There are issues that disproportionately affect boys and men. Among the many examples are harsher punishments for the same crimes and an overrepresentation (93% worldwide) in the prison population; compulsory military service, etc. The large majority of homeless people without shelter are men, and men suffer higher levels of drug and alcohol abuse; higher suicide rates; more occupational deaths; underperformance in schools; and men are more often victims of physical assault in general and particularly in schools thus limiting educational opportunities. Men are also overrepresented in occupations that are risky and physically taxing such as front-line military duty, firefighting, mining, construction, etc.
By these measures, there are plenty of areas in modern life where men are worse off. But people with agendas cherry-pick areas where women don’t perform as well and use it as proof those women are systemically mistreated and discriminated against.
The reality is, there are many factors that contribute to differences and inequalities that are inherent in human existence. Equality as it is being redefined and sought after is impossible. For an idea of how misguided the quest for equality is, look no further than the U.S. women’s soccer team. Earlier this year, its players complained of inequality in their sport. They win more games than the U.S. men’s team does, so they decided they should get paid the same or more than the men.
But here are some very pertinent and irrefutable facts: The Women’s World Cup generated $131 million in revenue this year. The Men’s World Cup generated $6 billion, a figure that is over 45 times more than the women’s team. Spectators for men’s soccer far outnumber those of women’s soccer but the same is true for basketball, football, baseball, golf, rugby, track, swimming, etc. Women are paid in accordance with how much money their contributions bring in – just like everybody else in the economy. That is how a free economy works. It has nothing to do with sexism.
The broader pay gap between men and women has similar causes. Men tend to focus more on making money while women tend to prioritize other things such as family, flexibility and fulfillment.

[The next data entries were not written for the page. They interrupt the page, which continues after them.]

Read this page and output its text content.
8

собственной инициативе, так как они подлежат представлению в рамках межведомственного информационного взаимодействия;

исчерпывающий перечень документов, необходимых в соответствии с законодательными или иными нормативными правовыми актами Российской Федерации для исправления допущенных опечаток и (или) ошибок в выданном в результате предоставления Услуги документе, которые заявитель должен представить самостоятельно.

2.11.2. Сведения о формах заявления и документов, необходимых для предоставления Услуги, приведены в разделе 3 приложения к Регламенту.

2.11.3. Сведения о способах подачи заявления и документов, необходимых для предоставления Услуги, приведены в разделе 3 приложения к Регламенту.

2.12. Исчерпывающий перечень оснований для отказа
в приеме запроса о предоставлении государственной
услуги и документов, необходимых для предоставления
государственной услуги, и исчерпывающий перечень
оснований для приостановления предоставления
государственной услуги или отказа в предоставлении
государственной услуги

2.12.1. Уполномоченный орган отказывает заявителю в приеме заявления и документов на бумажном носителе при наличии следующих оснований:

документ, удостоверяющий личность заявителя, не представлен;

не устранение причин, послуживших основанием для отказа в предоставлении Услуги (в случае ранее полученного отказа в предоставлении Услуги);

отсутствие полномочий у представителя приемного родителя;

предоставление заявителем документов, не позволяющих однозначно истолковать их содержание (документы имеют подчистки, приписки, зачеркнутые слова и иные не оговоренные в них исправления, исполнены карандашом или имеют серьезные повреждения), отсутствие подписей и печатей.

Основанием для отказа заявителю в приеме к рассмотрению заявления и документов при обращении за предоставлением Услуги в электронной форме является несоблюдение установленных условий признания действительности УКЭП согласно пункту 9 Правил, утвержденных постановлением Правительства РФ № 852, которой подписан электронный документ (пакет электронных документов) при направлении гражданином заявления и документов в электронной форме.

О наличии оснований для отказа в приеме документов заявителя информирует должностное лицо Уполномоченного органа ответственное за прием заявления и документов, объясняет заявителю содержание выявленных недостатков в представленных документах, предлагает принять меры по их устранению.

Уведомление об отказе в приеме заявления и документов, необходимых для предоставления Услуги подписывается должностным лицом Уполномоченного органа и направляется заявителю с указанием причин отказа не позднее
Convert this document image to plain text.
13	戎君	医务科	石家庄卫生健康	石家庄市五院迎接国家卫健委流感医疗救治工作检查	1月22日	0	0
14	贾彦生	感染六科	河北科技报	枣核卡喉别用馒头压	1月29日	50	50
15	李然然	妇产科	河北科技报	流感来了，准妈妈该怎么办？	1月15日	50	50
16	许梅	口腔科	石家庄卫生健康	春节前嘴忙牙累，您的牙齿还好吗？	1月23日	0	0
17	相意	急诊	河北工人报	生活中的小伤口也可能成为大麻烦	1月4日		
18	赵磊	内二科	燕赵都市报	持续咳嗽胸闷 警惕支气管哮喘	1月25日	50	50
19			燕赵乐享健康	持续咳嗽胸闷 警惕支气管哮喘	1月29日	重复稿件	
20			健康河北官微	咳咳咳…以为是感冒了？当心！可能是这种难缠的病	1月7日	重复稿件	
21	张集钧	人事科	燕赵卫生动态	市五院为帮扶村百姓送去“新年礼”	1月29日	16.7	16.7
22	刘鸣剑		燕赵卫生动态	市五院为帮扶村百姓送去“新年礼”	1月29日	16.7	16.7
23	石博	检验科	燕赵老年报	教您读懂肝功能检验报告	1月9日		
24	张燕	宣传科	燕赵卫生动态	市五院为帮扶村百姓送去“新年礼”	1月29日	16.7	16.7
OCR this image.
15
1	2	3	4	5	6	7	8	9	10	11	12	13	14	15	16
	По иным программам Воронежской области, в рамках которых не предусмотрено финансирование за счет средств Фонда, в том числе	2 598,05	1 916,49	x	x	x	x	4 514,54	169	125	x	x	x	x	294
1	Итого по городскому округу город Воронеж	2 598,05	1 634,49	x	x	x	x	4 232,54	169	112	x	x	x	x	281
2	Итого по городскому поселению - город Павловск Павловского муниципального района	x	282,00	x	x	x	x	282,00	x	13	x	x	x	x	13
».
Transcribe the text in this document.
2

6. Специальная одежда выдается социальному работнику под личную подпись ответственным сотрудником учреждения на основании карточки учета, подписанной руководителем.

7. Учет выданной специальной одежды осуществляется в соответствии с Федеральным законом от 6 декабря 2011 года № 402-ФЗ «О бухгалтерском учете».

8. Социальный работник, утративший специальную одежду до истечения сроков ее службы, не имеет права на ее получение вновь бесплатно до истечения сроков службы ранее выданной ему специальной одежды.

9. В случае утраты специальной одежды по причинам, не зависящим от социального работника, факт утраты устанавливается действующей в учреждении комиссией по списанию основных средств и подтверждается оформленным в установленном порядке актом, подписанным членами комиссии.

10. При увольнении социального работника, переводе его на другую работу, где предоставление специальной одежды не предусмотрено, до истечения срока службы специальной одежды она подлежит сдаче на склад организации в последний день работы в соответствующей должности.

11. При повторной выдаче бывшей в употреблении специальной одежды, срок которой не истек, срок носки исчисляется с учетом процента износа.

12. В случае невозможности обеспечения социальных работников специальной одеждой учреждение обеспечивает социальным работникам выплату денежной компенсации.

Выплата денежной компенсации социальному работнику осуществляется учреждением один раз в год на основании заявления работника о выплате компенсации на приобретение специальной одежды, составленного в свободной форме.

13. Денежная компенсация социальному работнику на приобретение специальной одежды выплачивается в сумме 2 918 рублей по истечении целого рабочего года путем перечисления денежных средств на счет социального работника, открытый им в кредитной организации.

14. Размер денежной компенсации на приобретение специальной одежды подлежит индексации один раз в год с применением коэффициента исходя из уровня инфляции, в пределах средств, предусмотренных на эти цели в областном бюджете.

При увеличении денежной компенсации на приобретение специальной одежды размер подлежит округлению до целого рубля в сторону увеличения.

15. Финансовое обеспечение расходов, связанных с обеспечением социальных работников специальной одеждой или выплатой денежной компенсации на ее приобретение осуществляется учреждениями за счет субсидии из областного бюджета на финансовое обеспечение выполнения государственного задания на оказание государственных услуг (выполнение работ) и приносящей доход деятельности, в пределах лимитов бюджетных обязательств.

Women are less likely to uproot the family and move for a job. They tend to choose lower-paying fields and tend to work fewer hours. According to the U.S. Census Bureau, based on a full time job of 2,080 hours a year, men average 2,213 verses women averaging 1,796.
The pay gap is a myth that explodes when met with facts and the facts are irrefutable and clear. But those who focus instead on the supposed sexism in America want to highlight grievances, manufacture problems, and stir people into discontentment, even if they have to ignore reality to do it.
As with every left-wing social justice crusade, no matter how much progress is made there is always “more” that needs to be done, even if that “more” is based on lies.